I had made a simple mistake that sales and marketing people often make when pitching any new solution to a customer or prospect: I forgot to show my work. Whether you’re presenting a basic product add-on or a highly complex new service, you can’t always just unveil your solution. You often need to explain what led you to this solution. It’s like high-school math – you may have the right answer, but if you don’t show your work, the teacher will still knock points off your grade.
Sometimes people need the backstory
Look at it from your prospect’s point of view. They’re hearing all this for the first time. You know your new solution. You’ve lived with it. You’ve had time to think about it and test it. So, its strengths and implications seem glaringly obvious to you. But, your prospects haven’t had that advantage. They need to think through the alternatives before they arrive at your conclusion. And you can help them do that by giving them the backstory.
This doesn’t have to be hard
This doesn’t mean you have to drag them through the whole history of your solution. Just a little peeling back of the curtain may be all it takes for them to see the wisdom of your solution. I was reminded of this recently when a company came to us because they were having a hard time getting traction with a disruptive new offering. Their solution was so substantially different from everything else in the marketplace that their prospects weren’t really grasping all the implications.
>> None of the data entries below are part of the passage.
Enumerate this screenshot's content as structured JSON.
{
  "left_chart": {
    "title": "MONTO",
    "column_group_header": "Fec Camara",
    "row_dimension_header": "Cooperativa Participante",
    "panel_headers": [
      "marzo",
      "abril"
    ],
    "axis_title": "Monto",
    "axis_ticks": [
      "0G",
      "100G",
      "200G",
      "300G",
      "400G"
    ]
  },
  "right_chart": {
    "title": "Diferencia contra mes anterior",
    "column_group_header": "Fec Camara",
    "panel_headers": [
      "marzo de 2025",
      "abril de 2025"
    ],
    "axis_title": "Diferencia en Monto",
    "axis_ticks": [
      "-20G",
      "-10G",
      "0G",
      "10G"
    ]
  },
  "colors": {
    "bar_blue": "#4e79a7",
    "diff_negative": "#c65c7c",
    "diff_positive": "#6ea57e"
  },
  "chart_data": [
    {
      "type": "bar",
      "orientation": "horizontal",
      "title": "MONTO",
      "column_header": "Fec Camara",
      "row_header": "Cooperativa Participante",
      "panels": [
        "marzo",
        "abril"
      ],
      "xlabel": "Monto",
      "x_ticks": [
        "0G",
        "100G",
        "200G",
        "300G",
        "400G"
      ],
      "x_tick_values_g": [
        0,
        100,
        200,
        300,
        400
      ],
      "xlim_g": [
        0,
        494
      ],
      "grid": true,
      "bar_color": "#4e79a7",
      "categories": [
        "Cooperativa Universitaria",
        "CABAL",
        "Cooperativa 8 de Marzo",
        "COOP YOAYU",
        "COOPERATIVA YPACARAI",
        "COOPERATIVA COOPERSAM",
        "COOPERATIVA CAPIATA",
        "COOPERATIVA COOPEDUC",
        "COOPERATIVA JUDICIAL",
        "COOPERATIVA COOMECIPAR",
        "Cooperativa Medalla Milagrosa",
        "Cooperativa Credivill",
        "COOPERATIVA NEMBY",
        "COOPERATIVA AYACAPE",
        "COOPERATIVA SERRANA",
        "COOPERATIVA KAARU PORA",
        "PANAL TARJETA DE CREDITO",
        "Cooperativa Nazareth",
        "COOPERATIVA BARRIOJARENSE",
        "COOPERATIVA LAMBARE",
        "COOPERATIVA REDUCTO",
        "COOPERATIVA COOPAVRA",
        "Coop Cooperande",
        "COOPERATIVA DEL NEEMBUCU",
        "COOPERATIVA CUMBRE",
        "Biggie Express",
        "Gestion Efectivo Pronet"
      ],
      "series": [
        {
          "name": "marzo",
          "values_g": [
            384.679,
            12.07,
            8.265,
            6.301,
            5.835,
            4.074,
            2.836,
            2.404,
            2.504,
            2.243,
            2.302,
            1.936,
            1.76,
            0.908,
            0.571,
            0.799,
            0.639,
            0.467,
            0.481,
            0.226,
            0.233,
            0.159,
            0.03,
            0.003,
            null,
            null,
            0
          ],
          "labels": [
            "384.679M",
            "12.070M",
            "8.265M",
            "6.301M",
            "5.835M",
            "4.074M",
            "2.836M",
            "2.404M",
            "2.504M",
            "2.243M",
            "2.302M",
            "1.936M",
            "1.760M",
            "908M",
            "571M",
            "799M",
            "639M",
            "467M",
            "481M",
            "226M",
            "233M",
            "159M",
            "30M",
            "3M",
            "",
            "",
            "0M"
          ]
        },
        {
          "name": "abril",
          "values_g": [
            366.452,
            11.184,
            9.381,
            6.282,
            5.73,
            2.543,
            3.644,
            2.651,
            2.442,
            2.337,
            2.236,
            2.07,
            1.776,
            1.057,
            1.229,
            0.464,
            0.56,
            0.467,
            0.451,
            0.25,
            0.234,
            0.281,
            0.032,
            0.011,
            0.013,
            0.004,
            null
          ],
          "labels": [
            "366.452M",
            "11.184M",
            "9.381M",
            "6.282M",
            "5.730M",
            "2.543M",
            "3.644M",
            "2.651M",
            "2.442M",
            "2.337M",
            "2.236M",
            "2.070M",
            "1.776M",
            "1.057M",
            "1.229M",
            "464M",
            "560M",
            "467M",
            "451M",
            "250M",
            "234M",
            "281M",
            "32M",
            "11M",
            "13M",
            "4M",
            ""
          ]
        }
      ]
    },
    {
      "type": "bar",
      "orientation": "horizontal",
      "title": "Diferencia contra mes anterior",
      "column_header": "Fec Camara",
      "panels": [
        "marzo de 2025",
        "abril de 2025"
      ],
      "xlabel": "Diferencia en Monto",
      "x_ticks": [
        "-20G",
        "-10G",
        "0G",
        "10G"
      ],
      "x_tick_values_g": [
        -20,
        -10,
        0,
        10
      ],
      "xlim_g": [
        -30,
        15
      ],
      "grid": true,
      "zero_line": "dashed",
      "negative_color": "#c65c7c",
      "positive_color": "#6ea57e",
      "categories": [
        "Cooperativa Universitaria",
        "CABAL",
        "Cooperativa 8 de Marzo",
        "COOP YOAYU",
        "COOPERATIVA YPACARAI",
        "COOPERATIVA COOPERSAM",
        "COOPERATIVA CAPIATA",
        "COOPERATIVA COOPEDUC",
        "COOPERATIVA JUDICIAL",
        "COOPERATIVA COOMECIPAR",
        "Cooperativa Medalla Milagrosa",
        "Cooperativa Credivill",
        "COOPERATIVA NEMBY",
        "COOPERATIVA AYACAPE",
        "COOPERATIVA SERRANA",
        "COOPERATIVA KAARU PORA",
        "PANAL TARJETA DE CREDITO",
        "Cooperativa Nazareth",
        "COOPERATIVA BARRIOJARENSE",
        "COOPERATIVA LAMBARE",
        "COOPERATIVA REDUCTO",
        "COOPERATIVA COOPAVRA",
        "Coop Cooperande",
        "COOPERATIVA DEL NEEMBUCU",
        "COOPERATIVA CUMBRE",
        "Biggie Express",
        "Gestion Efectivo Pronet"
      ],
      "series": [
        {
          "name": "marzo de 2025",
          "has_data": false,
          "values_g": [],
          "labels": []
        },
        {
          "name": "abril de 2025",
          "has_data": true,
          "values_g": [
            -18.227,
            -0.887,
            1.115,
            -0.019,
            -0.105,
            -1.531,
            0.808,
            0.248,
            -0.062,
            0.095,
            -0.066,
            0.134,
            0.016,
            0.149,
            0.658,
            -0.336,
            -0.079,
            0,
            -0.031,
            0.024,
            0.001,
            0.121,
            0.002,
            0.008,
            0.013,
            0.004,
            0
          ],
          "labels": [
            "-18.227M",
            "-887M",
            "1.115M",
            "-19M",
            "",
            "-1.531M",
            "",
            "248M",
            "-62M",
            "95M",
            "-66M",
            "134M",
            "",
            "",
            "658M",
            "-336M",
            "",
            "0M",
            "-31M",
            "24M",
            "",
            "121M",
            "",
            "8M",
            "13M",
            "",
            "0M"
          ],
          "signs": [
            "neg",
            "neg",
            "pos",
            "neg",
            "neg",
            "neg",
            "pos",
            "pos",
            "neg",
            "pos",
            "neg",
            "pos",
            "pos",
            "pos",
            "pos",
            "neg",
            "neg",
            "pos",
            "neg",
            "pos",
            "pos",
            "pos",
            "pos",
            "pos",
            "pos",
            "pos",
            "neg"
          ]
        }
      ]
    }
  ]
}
These prospects needed just enough of the backstory to understand what the alternatives were and why this disruptive new solution really was the best way forward.
I could have saved myself a lot of grief over My Big Idea all those years ago simply by taking a few extra minutes in that first presentation to say, “Here are the issues. Here are some options I considered. Here’s my idea, how I got to it, and why it makes sense.” Instead, I lost a week going back and forth with the decision maker while he worked through all the issues and options like I had – only to arrive at my original idea. At least, it turned out to be a good idea. And, it helped me re-learn a simple presentation hack from high school math class: show your work.